Follow-up examination
All patients were assigned to a fixed investigator for up to 5 years of follow-up after they were included in the study. The primary endpoint events were all-cause mortality, cardiovascular mortality, and re-hospitalization for HF. Patients received follow-up once a month for the first year and every 3–6 months for up to 5 years or until the primary endpoint. Echocardiography, 6-minute walk tests, and clinical laboratory tests including SDC were performed regularly.

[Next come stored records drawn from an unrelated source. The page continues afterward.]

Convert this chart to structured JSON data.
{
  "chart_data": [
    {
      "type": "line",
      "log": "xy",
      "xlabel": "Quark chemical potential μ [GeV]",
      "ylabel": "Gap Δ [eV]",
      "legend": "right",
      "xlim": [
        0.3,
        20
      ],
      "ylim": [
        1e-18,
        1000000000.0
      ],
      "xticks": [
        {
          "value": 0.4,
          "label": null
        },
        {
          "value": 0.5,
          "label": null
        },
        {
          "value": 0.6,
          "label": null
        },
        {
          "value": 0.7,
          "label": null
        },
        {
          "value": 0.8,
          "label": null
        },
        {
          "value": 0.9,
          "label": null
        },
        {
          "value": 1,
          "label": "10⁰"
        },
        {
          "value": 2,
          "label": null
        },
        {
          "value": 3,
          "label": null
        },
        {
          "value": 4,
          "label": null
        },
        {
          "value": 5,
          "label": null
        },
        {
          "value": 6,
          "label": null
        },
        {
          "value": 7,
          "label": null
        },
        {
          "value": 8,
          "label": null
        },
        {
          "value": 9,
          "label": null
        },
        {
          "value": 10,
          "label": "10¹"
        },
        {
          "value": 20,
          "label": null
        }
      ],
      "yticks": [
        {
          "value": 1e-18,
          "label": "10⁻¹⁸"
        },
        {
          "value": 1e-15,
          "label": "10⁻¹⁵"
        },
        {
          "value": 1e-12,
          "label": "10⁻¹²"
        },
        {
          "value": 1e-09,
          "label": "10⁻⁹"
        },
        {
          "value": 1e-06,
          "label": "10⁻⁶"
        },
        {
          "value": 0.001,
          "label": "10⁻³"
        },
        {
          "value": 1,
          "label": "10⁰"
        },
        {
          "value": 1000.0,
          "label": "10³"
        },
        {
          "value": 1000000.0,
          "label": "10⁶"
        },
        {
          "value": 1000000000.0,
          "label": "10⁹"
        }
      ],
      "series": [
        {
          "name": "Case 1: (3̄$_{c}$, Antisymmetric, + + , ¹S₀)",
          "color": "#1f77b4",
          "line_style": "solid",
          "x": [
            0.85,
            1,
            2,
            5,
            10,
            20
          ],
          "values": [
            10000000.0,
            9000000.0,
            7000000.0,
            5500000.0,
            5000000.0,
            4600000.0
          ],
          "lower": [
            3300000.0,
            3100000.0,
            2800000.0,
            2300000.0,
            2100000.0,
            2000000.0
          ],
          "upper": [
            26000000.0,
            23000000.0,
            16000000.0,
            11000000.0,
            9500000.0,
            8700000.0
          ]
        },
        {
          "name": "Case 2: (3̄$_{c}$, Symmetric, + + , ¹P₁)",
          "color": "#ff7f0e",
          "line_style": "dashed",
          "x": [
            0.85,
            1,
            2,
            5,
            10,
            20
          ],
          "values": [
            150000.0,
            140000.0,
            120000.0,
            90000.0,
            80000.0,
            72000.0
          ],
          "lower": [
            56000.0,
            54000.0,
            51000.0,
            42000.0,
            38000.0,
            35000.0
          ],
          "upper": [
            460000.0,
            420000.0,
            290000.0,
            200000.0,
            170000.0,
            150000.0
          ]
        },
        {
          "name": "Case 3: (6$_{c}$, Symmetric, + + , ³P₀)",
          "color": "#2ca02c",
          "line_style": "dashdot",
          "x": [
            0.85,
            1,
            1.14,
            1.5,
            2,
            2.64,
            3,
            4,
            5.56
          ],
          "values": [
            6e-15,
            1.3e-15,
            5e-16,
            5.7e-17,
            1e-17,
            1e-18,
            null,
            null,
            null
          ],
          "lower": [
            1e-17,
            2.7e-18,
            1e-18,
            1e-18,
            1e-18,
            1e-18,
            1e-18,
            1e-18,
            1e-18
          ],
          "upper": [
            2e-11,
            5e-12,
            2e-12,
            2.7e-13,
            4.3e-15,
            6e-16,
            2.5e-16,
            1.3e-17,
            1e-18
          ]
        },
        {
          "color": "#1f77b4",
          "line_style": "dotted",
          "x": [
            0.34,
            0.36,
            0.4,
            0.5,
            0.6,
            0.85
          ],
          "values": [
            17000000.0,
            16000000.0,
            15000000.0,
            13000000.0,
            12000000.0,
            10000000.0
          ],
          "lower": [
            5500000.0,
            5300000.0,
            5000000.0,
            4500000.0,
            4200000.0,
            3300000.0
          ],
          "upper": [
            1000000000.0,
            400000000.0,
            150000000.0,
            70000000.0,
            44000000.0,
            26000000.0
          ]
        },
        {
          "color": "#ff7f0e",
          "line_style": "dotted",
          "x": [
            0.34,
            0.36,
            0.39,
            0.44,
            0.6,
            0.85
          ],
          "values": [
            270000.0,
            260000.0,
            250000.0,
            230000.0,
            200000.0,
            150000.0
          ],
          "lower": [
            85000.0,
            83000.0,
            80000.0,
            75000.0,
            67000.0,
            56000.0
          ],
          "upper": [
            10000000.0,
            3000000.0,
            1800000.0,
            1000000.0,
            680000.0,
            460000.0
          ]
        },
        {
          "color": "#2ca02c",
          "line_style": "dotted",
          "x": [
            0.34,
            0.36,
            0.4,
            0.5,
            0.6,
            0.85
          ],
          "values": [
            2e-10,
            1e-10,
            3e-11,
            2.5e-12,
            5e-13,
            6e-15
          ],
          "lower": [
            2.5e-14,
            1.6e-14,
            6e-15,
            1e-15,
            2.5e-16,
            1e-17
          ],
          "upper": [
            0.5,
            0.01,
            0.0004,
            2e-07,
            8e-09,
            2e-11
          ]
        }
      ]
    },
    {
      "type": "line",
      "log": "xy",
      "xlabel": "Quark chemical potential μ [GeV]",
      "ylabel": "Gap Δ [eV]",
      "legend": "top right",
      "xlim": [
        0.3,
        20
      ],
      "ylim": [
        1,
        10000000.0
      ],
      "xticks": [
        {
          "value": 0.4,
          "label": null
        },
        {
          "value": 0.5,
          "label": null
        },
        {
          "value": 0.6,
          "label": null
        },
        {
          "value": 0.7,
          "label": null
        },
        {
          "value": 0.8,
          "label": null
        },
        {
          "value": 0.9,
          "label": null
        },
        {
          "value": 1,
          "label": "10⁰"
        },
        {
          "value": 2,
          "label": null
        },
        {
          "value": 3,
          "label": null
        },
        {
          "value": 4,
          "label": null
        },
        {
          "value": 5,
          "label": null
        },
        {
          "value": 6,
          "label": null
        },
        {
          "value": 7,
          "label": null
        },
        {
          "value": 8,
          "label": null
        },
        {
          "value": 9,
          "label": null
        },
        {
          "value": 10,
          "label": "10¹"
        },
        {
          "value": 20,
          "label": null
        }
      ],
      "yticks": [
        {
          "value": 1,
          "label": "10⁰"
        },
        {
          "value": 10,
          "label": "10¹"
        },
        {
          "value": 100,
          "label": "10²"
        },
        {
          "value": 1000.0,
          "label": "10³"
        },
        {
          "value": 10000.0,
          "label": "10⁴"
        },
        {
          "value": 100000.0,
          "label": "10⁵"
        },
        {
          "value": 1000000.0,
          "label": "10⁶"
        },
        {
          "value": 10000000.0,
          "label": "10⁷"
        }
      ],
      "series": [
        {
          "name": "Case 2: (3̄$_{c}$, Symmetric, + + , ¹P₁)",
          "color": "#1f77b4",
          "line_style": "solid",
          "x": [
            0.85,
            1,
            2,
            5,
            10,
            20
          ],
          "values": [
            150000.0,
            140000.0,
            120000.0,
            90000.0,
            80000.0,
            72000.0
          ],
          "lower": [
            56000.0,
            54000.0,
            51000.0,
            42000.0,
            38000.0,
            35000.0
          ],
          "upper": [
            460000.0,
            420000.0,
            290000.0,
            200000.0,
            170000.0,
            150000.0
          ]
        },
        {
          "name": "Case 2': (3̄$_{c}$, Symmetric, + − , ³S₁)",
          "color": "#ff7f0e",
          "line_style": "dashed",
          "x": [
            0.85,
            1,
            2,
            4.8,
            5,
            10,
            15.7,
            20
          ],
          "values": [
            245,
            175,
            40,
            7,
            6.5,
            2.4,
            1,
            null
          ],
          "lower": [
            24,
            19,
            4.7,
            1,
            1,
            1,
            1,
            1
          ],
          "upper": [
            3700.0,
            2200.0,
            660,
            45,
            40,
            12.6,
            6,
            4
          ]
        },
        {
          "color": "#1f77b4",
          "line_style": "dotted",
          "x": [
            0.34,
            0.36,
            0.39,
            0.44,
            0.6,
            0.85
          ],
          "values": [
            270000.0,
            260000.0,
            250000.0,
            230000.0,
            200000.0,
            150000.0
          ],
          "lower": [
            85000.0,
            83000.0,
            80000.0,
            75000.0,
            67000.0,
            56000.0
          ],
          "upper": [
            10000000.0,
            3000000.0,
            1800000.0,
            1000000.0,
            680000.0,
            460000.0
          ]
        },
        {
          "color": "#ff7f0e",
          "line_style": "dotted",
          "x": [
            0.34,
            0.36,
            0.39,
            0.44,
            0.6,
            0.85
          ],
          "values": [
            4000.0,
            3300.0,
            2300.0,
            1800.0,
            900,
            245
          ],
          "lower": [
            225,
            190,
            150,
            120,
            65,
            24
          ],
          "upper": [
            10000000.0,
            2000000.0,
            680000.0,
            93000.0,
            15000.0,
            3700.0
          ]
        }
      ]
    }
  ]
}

We collected heart rate, blood pressure, body weight, cardiac function, the presence of peripheral edema, drug dosages during the examinations. Subjects were also questioned and examined for the presence of any adverse drug reaction.
Statistical methods
Quantitative data are presented as mean ± SD, and categorical data are presented as percentage. Titers of serum anti-M2-R was reported as the geometric mean. For two groups comparison, we used Student’s t test or Mann-Whitney U test for continuous variables, and the chi-square test or Fisher’s exact test for categorical variables. Chi-square statistics and log-rank test were used for all-cause mortality, cardiovascular mortality, and hospitalization for HF. Data on the titration of metoprolol were fit to a variable slope sigmoidal equation (Y = Initial Dose + (Maximum Dose − Initial Dose)/(1 + 10(LogEC50 − X)* Slope)), in which the independent variable (X) is the log of the time of the dosage value (Y). The LogEC50 denotes the time that corresponds to halfway between the minimum and maximum dosages. All the tests were 2-tailed. P < 0.05 was considered to be statistically significant. Data were analyzed using SPSS 20.0 (SPSS, Chicago, Illinois, USA).